И надо было выбить — и признание, и свидетельства, фамилии, даты, встречи. Иногда перебирал, это правда. Но для пользы дела, не для себя.
Тот Семух отдал концы прямо в его кабинете. Что умер, не велика беда, только вот все забрал с собою. А на него была надежда. Как всыпали ему хорошо, начал кое-что рассказывать. Думали через него раскрутить всю их организацию. А он взял и умер…
Купцова застрелил из того новенького ТТ. Но Купцов бросился на него с кулаками. А кулаки у двухметрового кузнеца из прессовочного цеха такие, что двумя ударами мог уложить навсегда. Хорошо, что Сурвило успел применить оружие. Так что, как смотреть, как обвинять. Если строго, согласно новой правозаконности, то, может, и правильно — он виноват. Но если по революционной, пролетарской… Впрочем, он особенно и не оправдывался — признал все. Но в глубине души хотелось надеяться, что накажут не очень. Все же он не контра, не польский шпион или белорусский националист. Он же свой брат, чекист. Должны же это учесть. И теперь ему обидно, что не обратили внимания на разницу между ним и настоящими врагами народа, пихнули в эту машину со всеми вместе. С этими шпионами и вредителями, националистом и даже недорезанным буржуем. Сунули в одну машину да еще, гляди, бросят в одну яму. Это ведь явный оппортунизм, правый уклон. Или даже вредительство в самих органах.
В машине царила тишина, только слышно было, как стучат колеса по брусчатке и что-то поскрипывает в углу будки, особенно когда машина попадала на выбоину.
— Так! На кудыкину, говорите? — не мог чего-то сообразить Автух и совсем приуныл от плохого предчувствия.
Видимо, это предчувствие его слишком угнетало, и вскоре он снова зашевелился в темноте. Где-то тут рядом сидел его земляк, из одной деревни даже, хотя и вдвое моложе его, с такой же, как у него, фамилией — Козел. Когда тот стал учителем и начал писать стихи, сменил эту неудачную фамилию и подписывался под стихотворениями, что иногда печатались в газетах, так: Феликс Гром. Правда, Автух его стихи не читал, только слышал о них от людей. И на следствии у него спрашивали больше о том, как этот Феликс Козел-Гром завербовал его в свою шайку.
Теперь Автух тихо позвал:
— Феля, а Феля!
— Ну! — послышалось сзади в машине.
— Куда это нас везут?
— На исполнение приговора, — с недобрым надломом в голосе ответил Феликс.
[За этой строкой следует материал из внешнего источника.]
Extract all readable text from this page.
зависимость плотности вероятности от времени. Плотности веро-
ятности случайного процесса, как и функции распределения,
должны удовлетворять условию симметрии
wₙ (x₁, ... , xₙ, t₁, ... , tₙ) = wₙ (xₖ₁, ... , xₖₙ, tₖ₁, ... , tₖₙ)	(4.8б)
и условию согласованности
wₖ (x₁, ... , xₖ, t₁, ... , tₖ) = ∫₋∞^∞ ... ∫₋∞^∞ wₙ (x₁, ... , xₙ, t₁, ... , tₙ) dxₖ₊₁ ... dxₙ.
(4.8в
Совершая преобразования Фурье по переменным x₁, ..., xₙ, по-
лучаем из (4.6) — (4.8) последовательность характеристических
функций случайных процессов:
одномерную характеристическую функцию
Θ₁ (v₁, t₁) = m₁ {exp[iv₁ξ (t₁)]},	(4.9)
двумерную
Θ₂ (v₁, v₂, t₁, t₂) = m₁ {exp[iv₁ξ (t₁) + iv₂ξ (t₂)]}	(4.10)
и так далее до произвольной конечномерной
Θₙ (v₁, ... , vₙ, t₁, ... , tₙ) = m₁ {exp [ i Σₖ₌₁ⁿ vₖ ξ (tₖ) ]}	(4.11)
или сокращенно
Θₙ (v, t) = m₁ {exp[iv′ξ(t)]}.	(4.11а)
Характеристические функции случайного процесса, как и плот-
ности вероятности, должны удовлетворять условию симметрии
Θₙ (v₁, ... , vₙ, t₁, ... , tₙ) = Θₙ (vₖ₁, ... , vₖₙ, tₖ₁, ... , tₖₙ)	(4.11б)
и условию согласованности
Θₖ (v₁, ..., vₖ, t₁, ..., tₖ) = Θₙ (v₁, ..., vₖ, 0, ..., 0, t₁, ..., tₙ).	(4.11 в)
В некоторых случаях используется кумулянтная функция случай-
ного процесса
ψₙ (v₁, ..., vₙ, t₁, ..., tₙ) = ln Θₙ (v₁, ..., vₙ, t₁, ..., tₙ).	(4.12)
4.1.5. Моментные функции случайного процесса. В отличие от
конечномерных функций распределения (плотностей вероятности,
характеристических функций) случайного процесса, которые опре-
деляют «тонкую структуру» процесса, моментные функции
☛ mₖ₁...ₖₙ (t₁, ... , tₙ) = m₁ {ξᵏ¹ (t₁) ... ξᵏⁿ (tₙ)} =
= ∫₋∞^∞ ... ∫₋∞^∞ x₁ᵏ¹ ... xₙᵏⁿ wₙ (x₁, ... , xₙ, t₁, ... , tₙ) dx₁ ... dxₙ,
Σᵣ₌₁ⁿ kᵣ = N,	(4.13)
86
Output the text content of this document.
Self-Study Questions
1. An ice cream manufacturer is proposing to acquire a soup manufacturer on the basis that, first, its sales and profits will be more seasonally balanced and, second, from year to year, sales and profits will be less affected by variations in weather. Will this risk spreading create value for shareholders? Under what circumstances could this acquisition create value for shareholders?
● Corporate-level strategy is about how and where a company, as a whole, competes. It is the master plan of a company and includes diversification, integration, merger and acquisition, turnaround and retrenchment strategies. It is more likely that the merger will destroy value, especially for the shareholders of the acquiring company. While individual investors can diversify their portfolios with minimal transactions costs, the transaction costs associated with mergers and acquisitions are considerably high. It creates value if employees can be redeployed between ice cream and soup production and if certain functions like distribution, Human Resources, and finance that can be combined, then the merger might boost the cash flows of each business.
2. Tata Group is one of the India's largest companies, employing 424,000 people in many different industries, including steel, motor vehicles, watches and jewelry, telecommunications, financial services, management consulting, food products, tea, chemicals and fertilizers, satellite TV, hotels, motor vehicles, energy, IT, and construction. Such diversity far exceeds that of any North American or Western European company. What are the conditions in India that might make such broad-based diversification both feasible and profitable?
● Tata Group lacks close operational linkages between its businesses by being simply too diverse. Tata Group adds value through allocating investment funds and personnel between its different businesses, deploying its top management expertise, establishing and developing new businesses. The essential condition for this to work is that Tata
Но такой ответ еще больше встревожил Автуха.
— Неужели на расстрел?
— А ты думал…
— Но я… Я ведь думал… Может, они…
— Помолчи лучше! — оборвал разговор земляк, которому, судя по всему, было не до этого.
И в самом деле, разговаривать Феликсу было просто трудно, после допроса у него душа болела в груди, было не вздохнуть. Он только удивился детской непонятливости дядьки Автуха — не знает куда везут, не хочет поверить, что все окончено. Позавчера был суд — десять минут чтения заранее приготовленных бумажек, из которых еще до приговора все стало понятно. Видимо, ничего не понял из них его односельчанин Автух. Или все еще думает о своем оставленном единоличном хозяйстве у леса?
Феликс Гром давно перестал думать и о родном селе, и о Минске, где жил и учился, когда поступил в педагогический техникум, и даже о своей поэзии, сборник которой уже подготовил к печати и весной сдал в издательство. Теперь ему уже не видеть того сборника, который, видимо, казнили раньше автора. Во время следствия на допросах разные следователи цитировали страницы его арестованных стихотворений — читали, подчеркивали разными карандашами, бдительно выискивая хитро замаскированную крамолу. «Восходит утро огневое сквозь тучи родины моей…» Что означают эти ваши тучи? Ничего, кроме того, что значат тучи вообще. Э, нет, в поэзии тучи — это что-то другое, говорили литературоведы с наганами на боку.